I'm scaling way back on my obligations right now.

I think I loaded up my schedule with so many different things in an attempt to avoid facing the problems in my marriage head-on.

I'm not only working a lot, but I'm volunteering a bunch even beyond what I already do at my church. This is in addition to taking care of the kids and the house. In other words, I'm running around like a chicken with my head cut off.

The other day I was rushing from one event to another, hoping nobody at the next meeting would notice that I didn't even get to take a shower that day because my schedule had been so hectic. I made it just in time to the meeting and while I was listening to the presenter I thought to myself, "Okay, enough is enough."

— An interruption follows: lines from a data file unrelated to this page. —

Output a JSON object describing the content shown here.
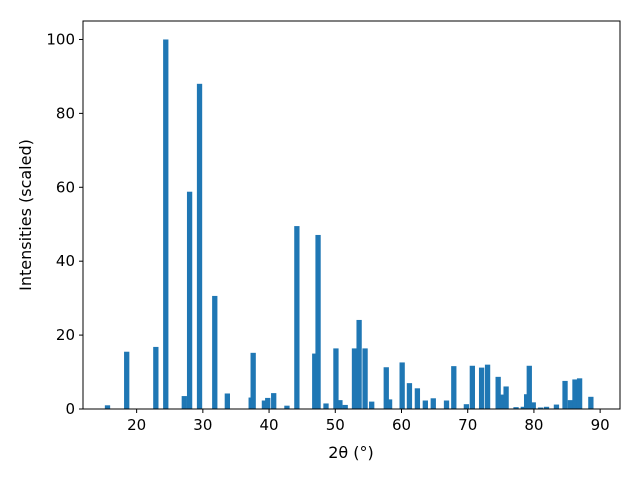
{
  "chart_data": {
    "type": "bar",
    "title": "",
    "xlabel": "2θ (°)",
    "ylabel": "Intensities (scaled)",
    "xlim": [
      11.9,
      93.0
    ],
    "ylim": [
      0,
      105
    ],
    "xticks": [
      20,
      30,
      40,
      50,
      60,
      70,
      80,
      90
    ],
    "yticks": [
      0,
      20,
      40,
      60,
      80,
      100
    ],
    "grid": false,
    "bar_width": 0.8,
    "bar_color": "#1f77b4",
    "x": [
      15.6,
      18.5,
      22.9,
      24.4,
      27.2,
      28.0,
      29.5,
      31.8,
      33.7,
      37.3,
      37.6,
      39.3,
      39.8,
      40.7,
      42.7,
      44.2,
      46.9,
      47.4,
      48.6,
      50.1,
      50.7,
      51.5,
      52.9,
      53.6,
      54.5,
      55.5,
      57.7,
      58.2,
      60.1,
      61.2,
      62.4,
      63.6,
      64.8,
      66.8,
      67.9,
      69.8,
      70.7,
      72.1,
      73.0,
      74.6,
      75.3,
      75.8,
      77.3,
      78.4,
      78.9,
      79.3,
      79.9,
      81.0,
      81.9,
      83.4,
      84.7,
      85.5,
      86.2,
      86.9,
      88.6
    ],
    "values": [
      1.0,
      15.5,
      16.8,
      100.0,
      3.5,
      58.8,
      88.0,
      30.6,
      4.2,
      3.1,
      15.2,
      2.3,
      3.0,
      4.3,
      0.9,
      49.5,
      15.0,
      47.1,
      1.5,
      16.4,
      2.4,
      1.1,
      16.4,
      24.1,
      16.4,
      2.0,
      11.3,
      2.6,
      12.6,
      7.0,
      5.6,
      2.3,
      2.9,
      2.3,
      11.6,
      1.3,
      11.7,
      11.2,
      12.0,
      8.7,
      3.9,
      6.1,
      0.5,
      0.6,
      4.0,
      11.7,
      1.8,
      0.4,
      0.6,
      1.2,
      7.6,
      2.4,
      8.0,
      8.3,
      3.3
    ]
  }
}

I've always liked to stay busy, but this has gotten way out of hand. There are too many people expecting too many things from me, and I'm feeling stretched way too thin.

This weekend I started telling a few people that although I had thought I would be able to help them with their projects, I just can't. I turned down a couple of writing jobs. I removed myself from some volunteering schedules.

I'm trying not to feel guilty about letting people down, but I think I'm quickly reaching a breaking point if I keep going at this pace, and that breaking point won't be pretty.

I don't know if this is going to help my relationship with my husband, but I can't see where it would hurt. If I'm a little less stressed — and not avoiding spending time with him — then maybe it will help us to face everything and figure out just what the heck we're doing.